I posted video of the wall on Main Street coming down yesterday to the Berlin Reporter’s Facebook page. I thought people would be happy to see it coming down, but the comments were mixed. One person said they should start at one end of Main Street and continue to the other, and then go down Western Avenue.
I spent yesterday going in and talking to several of the store owners on Main Street about the Roger Brooks visit last week, and every one of them was positive about the outlook. They came out of that meeting with a real optimism. They didn’t share any of the Facebook community’s hard-edged views.
Berlin’s biggest battle is convincing the world it isn’t a dead city. It doesn’t need to work to draw people in, because if the stigma is gone they will come on their own. The Reporter’s Facebook page has fans from around the country—I would imagine they are Berliners who fled years ago. It’s interesting to see how their opinions about the community compare with mine. Theirs is a long view of Berlin’s history without the most recent context, and mine is the recent events without the baggage. The more time I spend there the more I find Berlin values its heritage and its history, even to the point it hurts the economy.
Roger Brooks made a comment that communities can’t hang their hats on their history when it comes to tourism. Berlin built an entire park to its past. Northern Forest Heritage Park is a symbol of pride but not a big tourist attraction.

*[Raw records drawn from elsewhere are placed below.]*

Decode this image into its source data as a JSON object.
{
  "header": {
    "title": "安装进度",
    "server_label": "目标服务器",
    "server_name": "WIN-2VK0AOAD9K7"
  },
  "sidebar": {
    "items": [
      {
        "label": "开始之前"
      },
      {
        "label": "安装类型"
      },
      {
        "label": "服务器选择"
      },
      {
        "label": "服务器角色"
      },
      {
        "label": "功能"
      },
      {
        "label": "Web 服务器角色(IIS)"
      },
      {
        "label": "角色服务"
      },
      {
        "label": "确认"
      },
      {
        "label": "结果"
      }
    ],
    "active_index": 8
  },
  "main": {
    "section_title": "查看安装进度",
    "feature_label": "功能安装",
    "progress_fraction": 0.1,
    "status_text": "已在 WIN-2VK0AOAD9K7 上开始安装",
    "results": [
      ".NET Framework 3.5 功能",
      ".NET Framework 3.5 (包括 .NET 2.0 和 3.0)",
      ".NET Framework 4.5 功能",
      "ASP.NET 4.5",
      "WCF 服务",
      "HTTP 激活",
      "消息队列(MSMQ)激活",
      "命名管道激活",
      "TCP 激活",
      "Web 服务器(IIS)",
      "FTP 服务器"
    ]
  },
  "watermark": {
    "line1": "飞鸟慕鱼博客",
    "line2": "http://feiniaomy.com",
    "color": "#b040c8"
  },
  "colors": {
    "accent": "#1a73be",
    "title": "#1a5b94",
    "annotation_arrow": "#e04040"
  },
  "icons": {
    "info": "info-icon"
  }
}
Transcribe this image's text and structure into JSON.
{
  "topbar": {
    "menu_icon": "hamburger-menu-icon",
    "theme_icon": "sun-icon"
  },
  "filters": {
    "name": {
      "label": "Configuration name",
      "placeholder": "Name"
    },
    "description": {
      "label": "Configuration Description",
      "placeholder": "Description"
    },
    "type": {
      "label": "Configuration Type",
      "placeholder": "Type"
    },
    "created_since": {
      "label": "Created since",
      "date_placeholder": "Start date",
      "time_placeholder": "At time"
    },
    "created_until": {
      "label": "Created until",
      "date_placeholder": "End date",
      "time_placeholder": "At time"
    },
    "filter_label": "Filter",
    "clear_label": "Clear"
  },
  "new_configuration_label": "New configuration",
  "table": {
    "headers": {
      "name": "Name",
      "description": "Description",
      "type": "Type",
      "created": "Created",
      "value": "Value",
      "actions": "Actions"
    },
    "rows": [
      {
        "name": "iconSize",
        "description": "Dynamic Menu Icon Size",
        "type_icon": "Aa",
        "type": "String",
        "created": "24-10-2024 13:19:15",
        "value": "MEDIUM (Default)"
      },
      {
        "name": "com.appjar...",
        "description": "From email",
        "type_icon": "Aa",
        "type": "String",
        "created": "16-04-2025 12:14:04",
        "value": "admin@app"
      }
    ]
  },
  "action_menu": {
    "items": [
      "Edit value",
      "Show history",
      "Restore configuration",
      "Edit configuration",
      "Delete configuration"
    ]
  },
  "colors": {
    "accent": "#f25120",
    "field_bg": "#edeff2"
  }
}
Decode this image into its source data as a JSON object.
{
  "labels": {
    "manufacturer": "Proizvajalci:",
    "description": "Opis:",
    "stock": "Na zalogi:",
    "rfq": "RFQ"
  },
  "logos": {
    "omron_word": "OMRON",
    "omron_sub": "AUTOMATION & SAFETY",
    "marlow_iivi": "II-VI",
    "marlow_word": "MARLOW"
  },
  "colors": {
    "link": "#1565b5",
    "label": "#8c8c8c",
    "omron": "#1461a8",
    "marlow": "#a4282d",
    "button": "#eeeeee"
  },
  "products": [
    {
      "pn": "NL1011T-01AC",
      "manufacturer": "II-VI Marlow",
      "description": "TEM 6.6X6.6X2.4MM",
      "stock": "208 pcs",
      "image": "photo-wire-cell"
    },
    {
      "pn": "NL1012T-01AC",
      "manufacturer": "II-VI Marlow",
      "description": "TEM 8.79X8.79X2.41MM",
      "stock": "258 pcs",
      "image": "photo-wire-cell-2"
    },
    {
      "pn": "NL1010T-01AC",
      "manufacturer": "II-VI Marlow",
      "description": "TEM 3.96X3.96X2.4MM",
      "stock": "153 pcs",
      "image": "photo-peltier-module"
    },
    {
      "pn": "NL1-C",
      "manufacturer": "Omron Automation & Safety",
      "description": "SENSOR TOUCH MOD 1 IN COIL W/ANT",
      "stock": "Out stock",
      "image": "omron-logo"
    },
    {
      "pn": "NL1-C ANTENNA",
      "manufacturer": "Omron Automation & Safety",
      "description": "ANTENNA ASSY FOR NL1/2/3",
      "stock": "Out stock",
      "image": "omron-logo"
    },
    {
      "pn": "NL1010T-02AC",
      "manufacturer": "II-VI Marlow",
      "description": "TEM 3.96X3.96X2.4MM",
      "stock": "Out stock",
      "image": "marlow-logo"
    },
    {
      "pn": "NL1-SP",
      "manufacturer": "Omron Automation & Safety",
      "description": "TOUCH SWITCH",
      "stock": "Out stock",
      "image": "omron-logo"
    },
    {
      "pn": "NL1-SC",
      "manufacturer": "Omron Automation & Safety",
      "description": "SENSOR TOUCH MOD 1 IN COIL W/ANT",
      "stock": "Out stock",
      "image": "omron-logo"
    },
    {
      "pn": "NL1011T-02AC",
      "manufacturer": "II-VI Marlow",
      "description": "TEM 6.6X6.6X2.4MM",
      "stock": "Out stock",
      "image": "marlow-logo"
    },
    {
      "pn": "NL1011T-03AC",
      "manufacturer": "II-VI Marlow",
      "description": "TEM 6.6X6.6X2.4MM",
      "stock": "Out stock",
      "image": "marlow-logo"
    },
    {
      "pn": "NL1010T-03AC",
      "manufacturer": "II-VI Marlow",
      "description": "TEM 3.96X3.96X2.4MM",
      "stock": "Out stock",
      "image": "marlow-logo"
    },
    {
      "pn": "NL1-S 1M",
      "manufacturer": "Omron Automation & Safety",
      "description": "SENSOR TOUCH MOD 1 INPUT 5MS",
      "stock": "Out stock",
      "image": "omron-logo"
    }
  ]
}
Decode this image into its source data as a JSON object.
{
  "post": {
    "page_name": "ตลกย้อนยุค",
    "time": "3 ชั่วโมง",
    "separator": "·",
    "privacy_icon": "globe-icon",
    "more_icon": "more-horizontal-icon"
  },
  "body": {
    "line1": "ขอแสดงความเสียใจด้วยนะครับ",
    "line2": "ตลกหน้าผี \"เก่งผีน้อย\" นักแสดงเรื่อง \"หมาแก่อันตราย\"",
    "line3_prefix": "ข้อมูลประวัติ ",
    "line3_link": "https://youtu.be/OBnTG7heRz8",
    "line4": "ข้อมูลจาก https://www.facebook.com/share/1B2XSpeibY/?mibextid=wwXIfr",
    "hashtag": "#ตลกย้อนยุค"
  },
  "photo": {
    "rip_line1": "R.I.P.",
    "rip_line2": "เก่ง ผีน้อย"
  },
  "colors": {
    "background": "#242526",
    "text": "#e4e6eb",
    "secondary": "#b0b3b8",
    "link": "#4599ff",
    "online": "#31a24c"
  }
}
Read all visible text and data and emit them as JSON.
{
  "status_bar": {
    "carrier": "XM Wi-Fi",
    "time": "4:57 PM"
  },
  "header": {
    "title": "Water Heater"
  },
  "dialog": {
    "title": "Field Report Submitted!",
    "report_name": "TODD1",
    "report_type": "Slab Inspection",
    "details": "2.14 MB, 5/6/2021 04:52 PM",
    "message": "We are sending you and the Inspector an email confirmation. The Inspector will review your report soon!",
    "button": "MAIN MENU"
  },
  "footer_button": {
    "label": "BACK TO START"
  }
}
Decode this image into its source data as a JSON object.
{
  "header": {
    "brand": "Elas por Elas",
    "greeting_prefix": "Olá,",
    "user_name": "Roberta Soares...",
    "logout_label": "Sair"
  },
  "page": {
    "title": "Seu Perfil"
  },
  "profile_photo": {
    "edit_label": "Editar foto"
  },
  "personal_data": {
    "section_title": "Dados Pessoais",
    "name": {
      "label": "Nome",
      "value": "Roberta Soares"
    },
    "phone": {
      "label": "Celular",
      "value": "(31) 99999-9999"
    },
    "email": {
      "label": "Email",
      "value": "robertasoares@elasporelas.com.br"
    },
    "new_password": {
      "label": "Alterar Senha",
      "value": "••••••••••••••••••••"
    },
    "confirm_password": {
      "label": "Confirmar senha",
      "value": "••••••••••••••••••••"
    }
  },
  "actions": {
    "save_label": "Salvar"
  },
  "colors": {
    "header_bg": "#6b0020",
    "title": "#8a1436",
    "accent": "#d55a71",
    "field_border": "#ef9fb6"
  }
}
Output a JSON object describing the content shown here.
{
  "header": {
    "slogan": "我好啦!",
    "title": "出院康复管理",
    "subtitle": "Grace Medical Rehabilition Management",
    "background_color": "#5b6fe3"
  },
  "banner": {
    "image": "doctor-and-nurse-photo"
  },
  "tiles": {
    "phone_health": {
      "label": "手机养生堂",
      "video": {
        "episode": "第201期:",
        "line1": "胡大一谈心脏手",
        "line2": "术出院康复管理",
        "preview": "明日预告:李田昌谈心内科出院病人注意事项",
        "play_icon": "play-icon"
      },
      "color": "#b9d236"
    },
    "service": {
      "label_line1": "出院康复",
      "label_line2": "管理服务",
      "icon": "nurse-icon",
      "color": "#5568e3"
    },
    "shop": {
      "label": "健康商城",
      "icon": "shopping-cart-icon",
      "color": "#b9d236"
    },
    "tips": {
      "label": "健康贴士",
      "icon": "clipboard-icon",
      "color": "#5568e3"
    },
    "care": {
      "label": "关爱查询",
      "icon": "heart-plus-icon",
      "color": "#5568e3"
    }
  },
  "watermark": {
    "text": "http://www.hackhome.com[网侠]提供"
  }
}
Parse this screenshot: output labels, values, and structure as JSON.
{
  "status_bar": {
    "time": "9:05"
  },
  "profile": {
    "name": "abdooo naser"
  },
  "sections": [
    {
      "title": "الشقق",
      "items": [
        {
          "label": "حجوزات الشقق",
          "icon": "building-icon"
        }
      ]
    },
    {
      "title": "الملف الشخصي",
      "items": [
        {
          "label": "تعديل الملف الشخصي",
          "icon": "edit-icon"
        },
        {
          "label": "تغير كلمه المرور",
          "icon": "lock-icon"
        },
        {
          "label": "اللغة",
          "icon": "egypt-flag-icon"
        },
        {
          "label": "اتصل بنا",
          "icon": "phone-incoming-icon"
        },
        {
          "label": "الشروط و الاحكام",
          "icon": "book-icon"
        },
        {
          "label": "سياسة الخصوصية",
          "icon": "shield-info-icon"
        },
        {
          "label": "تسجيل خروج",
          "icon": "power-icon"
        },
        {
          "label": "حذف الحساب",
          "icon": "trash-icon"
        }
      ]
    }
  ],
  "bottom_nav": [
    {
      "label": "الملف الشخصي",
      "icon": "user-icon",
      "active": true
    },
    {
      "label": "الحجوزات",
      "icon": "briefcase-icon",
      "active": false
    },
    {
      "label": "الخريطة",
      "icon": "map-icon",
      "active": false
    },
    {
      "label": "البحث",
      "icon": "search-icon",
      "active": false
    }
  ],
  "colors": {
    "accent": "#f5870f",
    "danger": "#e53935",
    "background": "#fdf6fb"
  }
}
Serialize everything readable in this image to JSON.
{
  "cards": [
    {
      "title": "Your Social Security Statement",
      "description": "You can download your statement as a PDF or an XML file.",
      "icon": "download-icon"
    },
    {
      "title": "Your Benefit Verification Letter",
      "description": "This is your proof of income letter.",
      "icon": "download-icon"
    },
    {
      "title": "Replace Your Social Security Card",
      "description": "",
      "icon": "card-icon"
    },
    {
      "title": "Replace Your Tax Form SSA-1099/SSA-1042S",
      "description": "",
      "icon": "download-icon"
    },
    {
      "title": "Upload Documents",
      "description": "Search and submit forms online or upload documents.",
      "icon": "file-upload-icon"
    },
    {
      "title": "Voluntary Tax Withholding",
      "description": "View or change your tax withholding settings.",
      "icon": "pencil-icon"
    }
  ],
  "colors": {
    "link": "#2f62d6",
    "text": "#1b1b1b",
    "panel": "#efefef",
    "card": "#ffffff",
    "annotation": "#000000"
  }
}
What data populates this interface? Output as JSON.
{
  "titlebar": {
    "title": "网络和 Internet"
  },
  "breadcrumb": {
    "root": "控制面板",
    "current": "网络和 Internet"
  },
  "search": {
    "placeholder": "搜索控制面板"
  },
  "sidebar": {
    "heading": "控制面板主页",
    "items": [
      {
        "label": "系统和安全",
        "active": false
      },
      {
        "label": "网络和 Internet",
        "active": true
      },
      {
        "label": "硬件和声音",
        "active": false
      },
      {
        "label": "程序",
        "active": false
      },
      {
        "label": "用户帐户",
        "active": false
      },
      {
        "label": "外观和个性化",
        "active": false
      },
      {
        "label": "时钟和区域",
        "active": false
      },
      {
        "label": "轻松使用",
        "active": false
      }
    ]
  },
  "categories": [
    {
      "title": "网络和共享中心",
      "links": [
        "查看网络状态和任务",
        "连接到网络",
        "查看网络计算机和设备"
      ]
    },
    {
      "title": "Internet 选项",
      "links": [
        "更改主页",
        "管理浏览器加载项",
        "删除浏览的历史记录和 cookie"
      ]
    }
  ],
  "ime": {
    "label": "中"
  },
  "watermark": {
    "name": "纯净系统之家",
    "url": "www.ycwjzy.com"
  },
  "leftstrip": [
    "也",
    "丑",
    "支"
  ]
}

Councilor David Poulin offered to buy all the paper featuring the city seal at the council meeting on Monday. Some people see the council’s decision to change it as an affront to the city’s history. In a place where everyone examines the past with such scrutiny, it’s hard to plot a course forward with confidence.
It is hard for people to move past what they know. Norm Charest is often saying the city needs to be looking for the next economy. But the city also has to keep from loosing what is valuable. Berlin isn’t the type of city where people become lost in the crowd. People greet each other by name, and they remember what street you live on and whether you were born there. As someone said to me yesterday, who is the most-loved person in Berlin? Bobbie Haggart. That kind of community is something residents don’t ever what to lose, and for good reason.
That is the image of the city Berlin needs to get out there. That is the city people need to be reminded of. It happened before, when the building collapsed on Mason and Pleasant Streets, that I noticed the perspective the rest of the state views Berlin through. I’m not sure how to fight that, but you have to.
I’m starting to understand why residents get so frustrated with the rest of the state. I posted that video yesterday thinking it was good news, which is how most people from Berlin feel, but the outside perspective twists that around and turns it against the city.
Berlin needs an action plan—a way to combat that negative perspective. Complaining about it doesn’t change anything, so the city needs to figure out what does. Maybe an NHPR underwriting campaign that says, “Berlin, New Hampshire: It’s not what you think.” Maybe Stacia Roberge’s idea about sending out odorless car fresheners labeled “Berlin, NH.”
The problem isn’t Berlin, it’s the Berlin in their heads. The Berlin I go to cares about community and the people in it. It is the type of place where people look out for one another. It is the kind of place people should love. That idea, however, hasn’t permeated the state. It is still recoiling from the old Berlin. I wonder just what the steps are to change that, and how the city can take the first one.